Up to this point, Brodie had deliberately avoided studying snakes—they gave him the willies. But his fascination trumped his phobia: Brodie began collecting garters and observing them feast on newts. Miraculously, the snakes suffered no ill effects, resisting toxic doses that could have killed animals hundreds of times their size. Was the snakes’ resistance to TTX a by-product of their physiology? Or had it evolved in direct response to the poisonous meals?
Brodie speculated that the snakes’ resistance explained the newts’ extreme toxicity; the two species could be evolving in response to each other, a tit-for-tat adaptation in competing species that biologists call coevolution. Pressure applied by one species drives an adaptation in the other, and that evolutionary response puts pressure back on the first species to deal with it.

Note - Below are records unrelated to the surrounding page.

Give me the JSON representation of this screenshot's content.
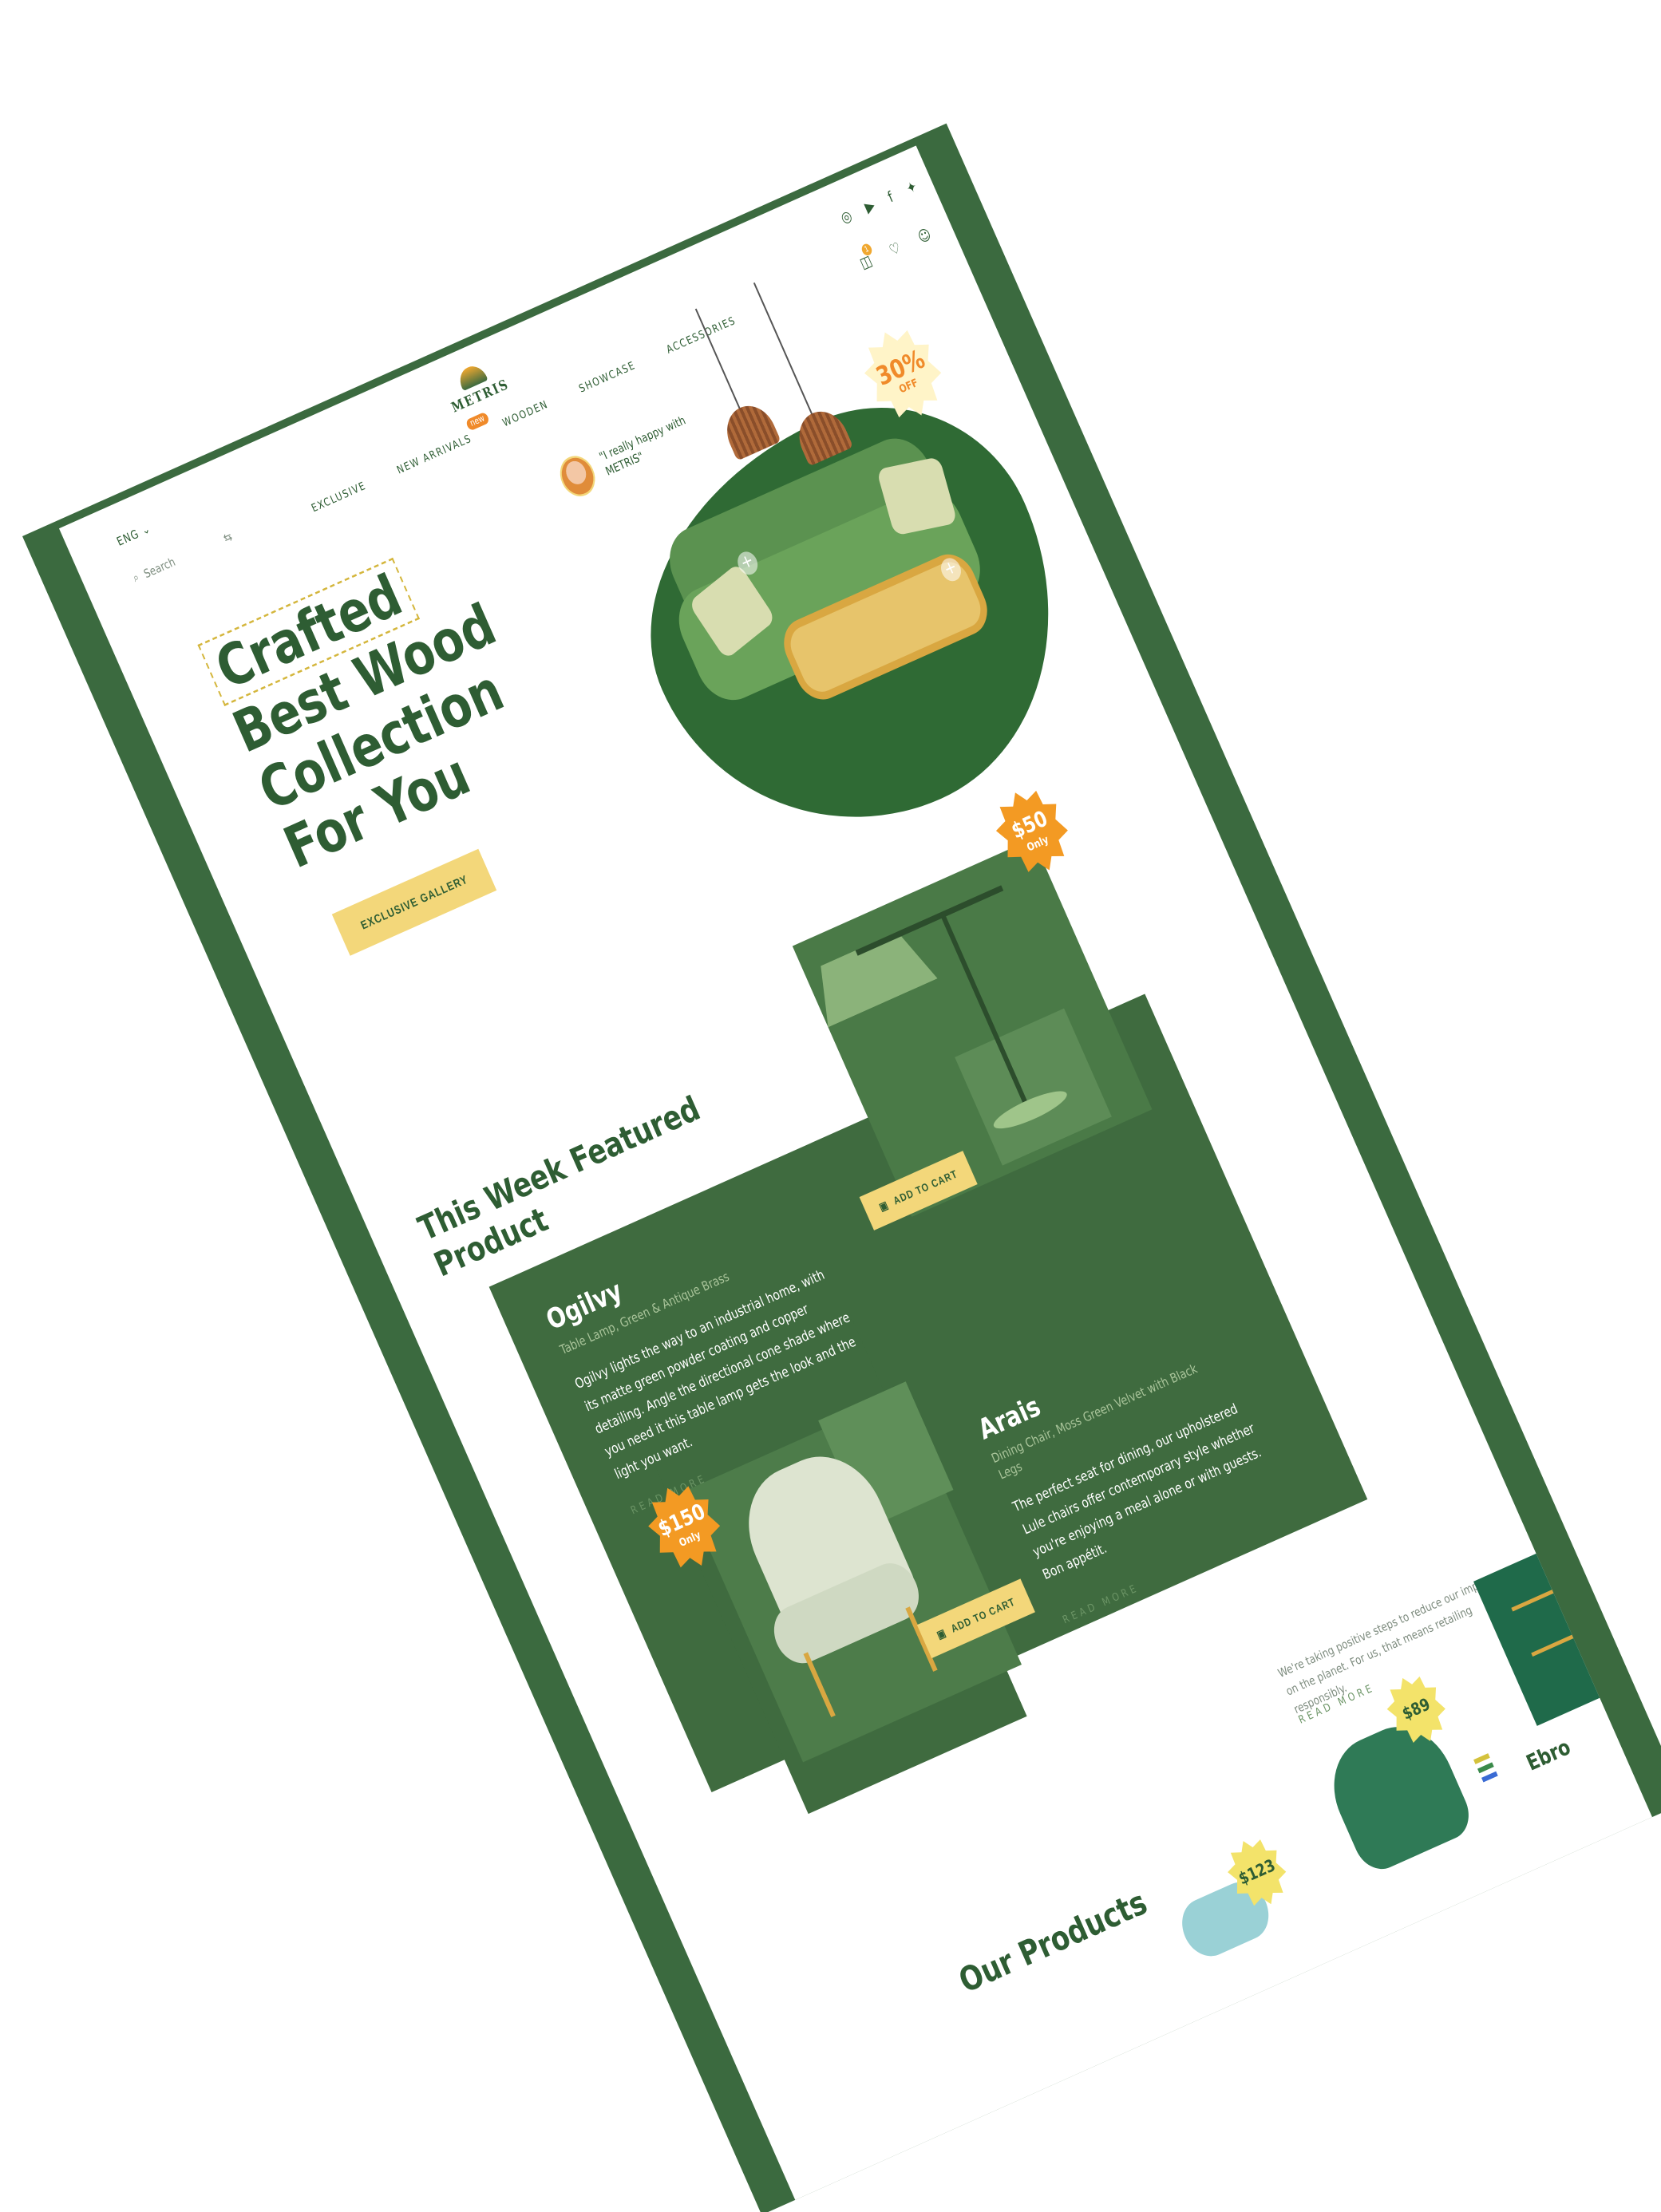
{
  "header": {
    "social_icons": [
      "instagram-icon",
      "youtube-icon",
      "facebook-icon",
      "twitter-icon"
    ],
    "language": "ENG",
    "search_placeholder": "Search",
    "brand": "METRIS",
    "nav": [
      {
        "label": "EXCLUSIVE",
        "badge": ""
      },
      {
        "label": "NEW ARRIVALS",
        "badge": "new"
      },
      {
        "label": "WOODEN",
        "badge": ""
      },
      {
        "label": "SHOWCASE",
        "badge": ""
      },
      {
        "label": "ACCESSORIES",
        "badge": ""
      }
    ],
    "cart_count": "1"
  },
  "hero": {
    "title_boxed": "Crafted",
    "title_rest": [
      "Best Wood",
      "Collection",
      "For You"
    ],
    "cta": "EXCLUSIVE GALLERY",
    "quote": "\"I really happy with METRIS\"",
    "discount_value": "30%",
    "discount_label": "OFF"
  },
  "featured": {
    "title_line1": "This Week Featured",
    "title_line2": "Product",
    "products": [
      {
        "name": "Ogilvy",
        "subtitle": "Table Lamp, Green & Antique Brass",
        "description": "Ogilvy lights the way to an industrial home, with its matte green powder coating and copper detailing. Angle the directional cone shade where you need it this table lamp gets the look and the light you want.",
        "read_more": "READ MORE",
        "cart": "ADD TO CART",
        "price": "$50",
        "price_note": "Only"
      },
      {
        "name": "Arais",
        "subtitle": "Dining Chair, Moss Green Velvet with Black Legs",
        "description": "The perfect seat for dining, our upholstered Lule chairs offer contemporary style whether you're enjoying a meal alone or with guests. Bon appétit.",
        "read_more": "READ MORE",
        "cart": "ADD TO CART",
        "price": "$150",
        "price_note": "Only"
      }
    ]
  },
  "our_products": {
    "title": "Our Products",
    "tagline": "We're taking positive steps to reduce our impact on the planet. For us, that means retailing responsibly.",
    "read_more": "READ MORE",
    "prices": [
      "$89",
      "$123"
    ],
    "next_product": "Ebro",
    "colors": {
      "brand_green": "#3b6a3f",
      "accent_yellow": "#f3d77a",
      "accent_orange": "#f39a23"
    }
  }
}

Over the next 30 years, Brodie studied the snakes and newts, and his research turned into a family business. His son, Dr. Edmund D. Brodie III, joined the effort, and together the Brodies found that only a handful of the snakes’ genes are involved in developing TTX resistance. More important, the reptiles have the ability to adapt quickly. Through decades of experiments and observations, the two Brodies showed that the newts had indeed developed toxicity as a defense against predators. The snakes, in turn, developed a resistance to the poison so they could continue to eat newts, driving the newts to increase their toxicity. The two species kept adapting to each other’s defenses like two nations developing bigger and badder nuclear weapons—an evolutionary arms race.
AND THE WINNER IS...
The cold-blooded war between newts and snakes rages on today. The animals share space in forests from southern California up through British Columbia. Where low toxicity newts are found, the snakes in the area have lower resistance to TTX; highly toxic newts are neighbors to the most resistant snakes.

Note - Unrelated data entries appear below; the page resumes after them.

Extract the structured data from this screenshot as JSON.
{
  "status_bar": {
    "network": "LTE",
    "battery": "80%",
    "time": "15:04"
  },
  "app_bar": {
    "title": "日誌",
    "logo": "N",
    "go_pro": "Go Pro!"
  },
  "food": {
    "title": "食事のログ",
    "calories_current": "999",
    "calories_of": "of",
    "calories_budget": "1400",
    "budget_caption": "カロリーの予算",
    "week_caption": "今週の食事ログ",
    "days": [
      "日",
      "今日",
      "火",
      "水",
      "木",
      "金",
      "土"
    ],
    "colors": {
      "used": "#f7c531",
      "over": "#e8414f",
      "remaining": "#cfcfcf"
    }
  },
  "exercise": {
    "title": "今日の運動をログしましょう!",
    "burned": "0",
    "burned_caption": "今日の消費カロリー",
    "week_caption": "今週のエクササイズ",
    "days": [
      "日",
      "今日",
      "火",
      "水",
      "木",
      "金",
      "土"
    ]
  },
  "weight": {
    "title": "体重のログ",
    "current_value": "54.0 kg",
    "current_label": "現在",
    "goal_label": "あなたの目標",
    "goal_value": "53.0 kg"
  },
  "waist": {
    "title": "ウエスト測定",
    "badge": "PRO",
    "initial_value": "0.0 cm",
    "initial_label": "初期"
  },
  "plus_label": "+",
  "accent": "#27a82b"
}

But there are a few especially interesting battlegrounds scattered between San Francisco and Vancouver Island. In these spots, the least resistant snakes can eat the most toxic newts. It turns out that newts can keep only a limited amount of toxin in their skin. They’re not big animals, so the most poisonous newts the Brodies have come across max out at a little more than 10 milligrams of TTX. Meanwhile, the most resistant snakes can survive a hit of 100 milligrams, an amount that appears to be well beyond the upper limit of what a single newt can carry.
While it seems the snakes have won the evolutionary battle, don’t count out the newts just yet. The mutation that gives the snakes immunity also appears to make them slower than their less-resistant cousins. If this turns out to hinder their survival, the snakes would be pressured to skimp on their TTX resistance for a little more speed, setting the stage for a thrilling newt comeback.